Edit: What I think would be worth to do is rewritting parts of GDI and DirectDraw/Direct3D of Windows 9x.
Since Windows 95/98/Me are virtually the same here, it might help all users.
The rewrite of the hardware-dependend part (HAL) or an improved software renderer (HEL) would be useful a like.
Or in other words, it might help to not just write a GDI/D3D wrapper to host hardware,
but make GDI/D3D issue graphics calls directly to the host system.
Say, by using OpenGL or SDL, Allegro to draw graphics primitives.
Before anyone says that's nonsense, I'd like to point out that Insignia SoftWindows did this before.
The Macintosh version of SoftWindows 1.x, I think, ran on 68000 Macs and included a custom Windows 3.1x.
This Windows 3.1x had large parts of the graphics system (GDI) being rewritten to use native code. Whatever that means in detail.
It perhaps meant that some 68000 code was inserted to be processed by the host side of the emulator.
What also had been done was considering that GUI applications don't need raw processor power, actually.
What Macintosh and Windows programs do most of time is calling API functions.

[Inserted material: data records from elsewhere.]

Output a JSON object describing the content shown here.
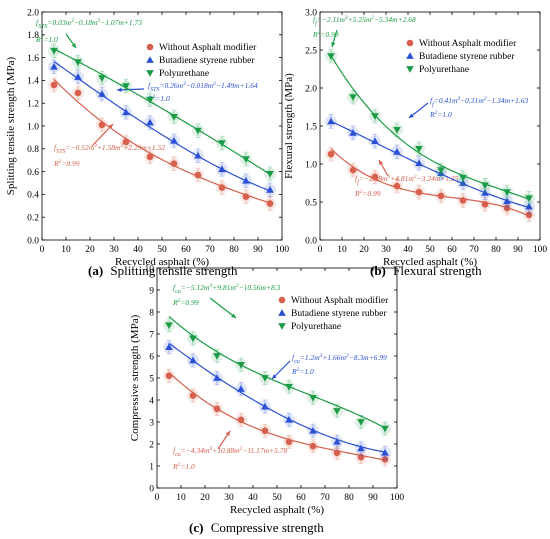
{
  "figure": {
    "panels": [
      {
        "id": "a",
        "caption_letter": "(a)",
        "caption_text": "Splitting tensile strength"
      },
      {
        "id": "b",
        "caption_letter": "(b)",
        "caption_text": "Flexural strength"
      },
      {
        "id": "c",
        "caption_letter": "(c)",
        "caption_text": "Compressive strength"
      }
    ]
  },
  "chart_data": [
    {
      "type": "scatter",
      "id": "a",
      "xlabel": "Recycled asphalt (%)",
      "ylabel": "Splitting tensile strength (MPa)",
      "xlim": [
        0,
        100
      ],
      "ylim": [
        0,
        2.0
      ],
      "xticks": [
        0,
        10,
        20,
        30,
        40,
        50,
        60,
        70,
        80,
        90,
        100
      ],
      "yticks": [
        0.0,
        0.2,
        0.4,
        0.6,
        0.8,
        1.0,
        1.2,
        1.4,
        1.6,
        1.8,
        2.0
      ],
      "ytick_labels": [
        "0.0",
        "0.2",
        "0.4",
        "0.6",
        "0.8",
        "1.0",
        "1.2",
        "1.4",
        "1.6",
        "1.8",
        "2.0"
      ],
      "legend": [
        "Without Asphalt modifier",
        "Butadiene styrene rubber",
        "Polyurethane"
      ],
      "x": [
        5,
        15,
        25,
        35,
        45,
        55,
        65,
        75,
        85,
        95
      ],
      "series": [
        {
          "name": "Without Asphalt modifier",
          "color": "#d6604d",
          "marker": "circle",
          "values": [
            1.36,
            1.29,
            1.01,
            0.86,
            0.73,
            0.67,
            0.57,
            0.46,
            0.38,
            0.32
          ],
          "fit": [
            -0.52,
            1.58,
            -2.29,
            1.52
          ],
          "equation": "fSTS=−0.52m3+1.58m2−2.29m+1.52",
          "r2": "R2=0.99"
        },
        {
          "name": "Butadiene styrene rubber",
          "color": "#2b50d4",
          "marker": "triangle-up",
          "values": [
            1.52,
            1.43,
            1.28,
            1.12,
            1.03,
            0.87,
            0.74,
            0.62,
            0.52,
            0.44
          ],
          "fit": [
            0.26,
            -0.018,
            -1.49,
            1.64
          ],
          "equation": "fSTS=0.26m3−0.018m2−1.49m+1.64",
          "r2": "R2=1.0"
        },
        {
          "name": "Polyurethane",
          "color": "#1a9c46",
          "marker": "triangle-down",
          "values": [
            1.66,
            1.56,
            1.42,
            1.35,
            1.23,
            1.08,
            0.96,
            0.85,
            0.71,
            0.58
          ],
          "fit": [
            0.03,
            -0.18,
            -1.07,
            1.73
          ],
          "equation": "fSTS=0.03m3−0.18m2−1.07m+1.73",
          "r2": "R2=1.0"
        }
      ]
    },
    {
      "type": "scatter",
      "id": "b",
      "xlabel": "Recycled asphalt (%)",
      "ylabel": "Flexural strength (MPa)",
      "xlim": [
        0,
        100
      ],
      "ylim": [
        0,
        3.0
      ],
      "xticks": [
        0,
        10,
        20,
        30,
        40,
        50,
        60,
        70,
        80,
        90,
        100
      ],
      "yticks": [
        0.0,
        0.5,
        1.0,
        1.5,
        2.0,
        2.5,
        3.0
      ],
      "ytick_labels": [
        "0.0",
        "0.5",
        "1.0",
        "1.5",
        "2.0",
        "2.5",
        "3.0"
      ],
      "legend": [
        "Without Asphalt modifier",
        "Butadiene styrene rubber",
        "Polyurethane"
      ],
      "x": [
        5,
        15,
        25,
        35,
        45,
        55,
        65,
        75,
        85,
        95
      ],
      "series": [
        {
          "name": "Without Asphalt modifier",
          "color": "#d6604d",
          "marker": "circle",
          "values": [
            1.13,
            0.92,
            0.83,
            0.71,
            0.63,
            0.58,
            0.52,
            0.47,
            0.42,
            0.33
          ],
          "fit": [
            -2.68,
            4.81,
            -3.24,
            1.35
          ],
          "equation": "ff=−2.68m3+4.81m2−3.24m+1.35",
          "r2": "R2=0.99"
        },
        {
          "name": "Butadiene styrene rubber",
          "color": "#2b50d4",
          "marker": "triangle-up",
          "values": [
            1.56,
            1.41,
            1.3,
            1.16,
            1.01,
            0.88,
            0.75,
            0.62,
            0.51,
            0.44
          ],
          "fit": [
            0.41,
            -0.31,
            -1.34,
            1.63
          ],
          "equation": "ff=0.41m3−0.31m2−1.34m+1.63",
          "r2": "R2=1.0"
        },
        {
          "name": "Polyurethane",
          "color": "#1a9c46",
          "marker": "triangle-down",
          "values": [
            2.42,
            1.88,
            1.63,
            1.45,
            1.2,
            0.92,
            0.82,
            0.72,
            0.63,
            0.55
          ],
          "fit": [
            -2.11,
            5.25,
            -5.34,
            2.68
          ],
          "equation": "ff=−2.11m3+5.25m2−5.34m+2.68",
          "r2": "R2=0.99"
        }
      ]
    },
    {
      "type": "scatter",
      "id": "c",
      "xlabel": "Recycled asphalt (%)",
      "ylabel": "Compressive strength (MPa)",
      "xlim": [
        0,
        100
      ],
      "ylim": [
        0,
        10
      ],
      "xticks": [
        0,
        10,
        20,
        30,
        40,
        50,
        60,
        70,
        80,
        90,
        100
      ],
      "yticks": [
        0,
        1,
        2,
        3,
        4,
        5,
        6,
        7,
        8,
        9,
        10
      ],
      "ytick_labels": [
        "0",
        "1",
        "2",
        "3",
        "4",
        "5",
        "6",
        "7",
        "8",
        "9",
        "10"
      ],
      "legend": [
        "Without Asphalt modifier",
        "Butadiene styrene rubber",
        "Polyurethane"
      ],
      "x": [
        5,
        15,
        25,
        35,
        45,
        55,
        65,
        75,
        85,
        95
      ],
      "series": [
        {
          "name": "Without Asphalt modifier",
          "color": "#d6604d",
          "marker": "circle",
          "values": [
            5.1,
            4.2,
            3.6,
            3.1,
            2.6,
            2.1,
            1.9,
            1.6,
            1.4,
            1.3
          ],
          "fit": [
            -4.34,
            10.88,
            -11.17,
            5.78
          ],
          "equation": "fcu=−4.34m3+10.88m2−11.17m+5.78",
          "r2": "R2=1.0"
        },
        {
          "name": "Butadiene styrene rubber",
          "color": "#2b50d4",
          "marker": "triangle-up",
          "values": [
            6.4,
            5.8,
            5.0,
            4.5,
            3.7,
            3.1,
            2.6,
            2.1,
            1.8,
            1.6
          ],
          "fit": [
            1.2,
            1.66,
            -8.3,
            6.99
          ],
          "equation": "fcu=1.2m3+1.66m2−8.3m+6.99",
          "r2": "R2=1.0"
        },
        {
          "name": "Polyurethane",
          "color": "#1a9c46",
          "marker": "triangle-down",
          "values": [
            7.4,
            6.8,
            6.0,
            5.6,
            5.0,
            4.6,
            4.1,
            3.5,
            3.0,
            2.7
          ],
          "fit": [
            -5.12,
            9.81,
            -10.56,
            8.3
          ],
          "equation": "fcu=−5.12m3+9.81m2−10.56m+8.3",
          "r2": "R2=0.99"
        }
      ]
    }
  ]
}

So by mapping these GUI functions from inside the emulation to the corresponding functions on the host side could reduce workload.
Or let's take the audio support in Windows.
Instead of emulation of a Sound Blaster Pro or 16, a synthetic device could be provided by the emulator.
To use it, a special communications channel and a custom device driver would be needed.
SoftWindows 2 did that, too, I think. It had audio support for Windows in the settings.
The emulation of Windows 9x could be so easy, considering that it's a mountain of VXDs.
Hardware abstraction and emulation is its domain.
It was known for being capable of emulating Sound Blaster cards entirely in software (via VXDs), so that DOS programs on Windows 9x could use it.
Edit: Or let's put it this way: It could reduce the load of the emulated CPU if GDI/D3D would be proccessed in native code on the host, at very least.
I don’t mean the drawing part, but the calculation part.
If there was a tiny stub of GDI/D3D inside the emulator that talks to the big GDI/D3D implementation running on the host side, it might improve performance a lot.
This implementation could run separately onnthe host side in its own thread (say as a DLL), so that a multi-core PC could run it on a dedicated core.
Edit: There are several ways to implement things in creative way, I think.
Use of dynamic recompilation as a help, using a state machine etc.
Running Windows 9x kernal side by side with host OS, like WABI did with Windows 3.1 386 Enhanced-Mode kernal on Unix/Linux.
I wished I had the technical know-how to go into the details here, but I'm just a layman.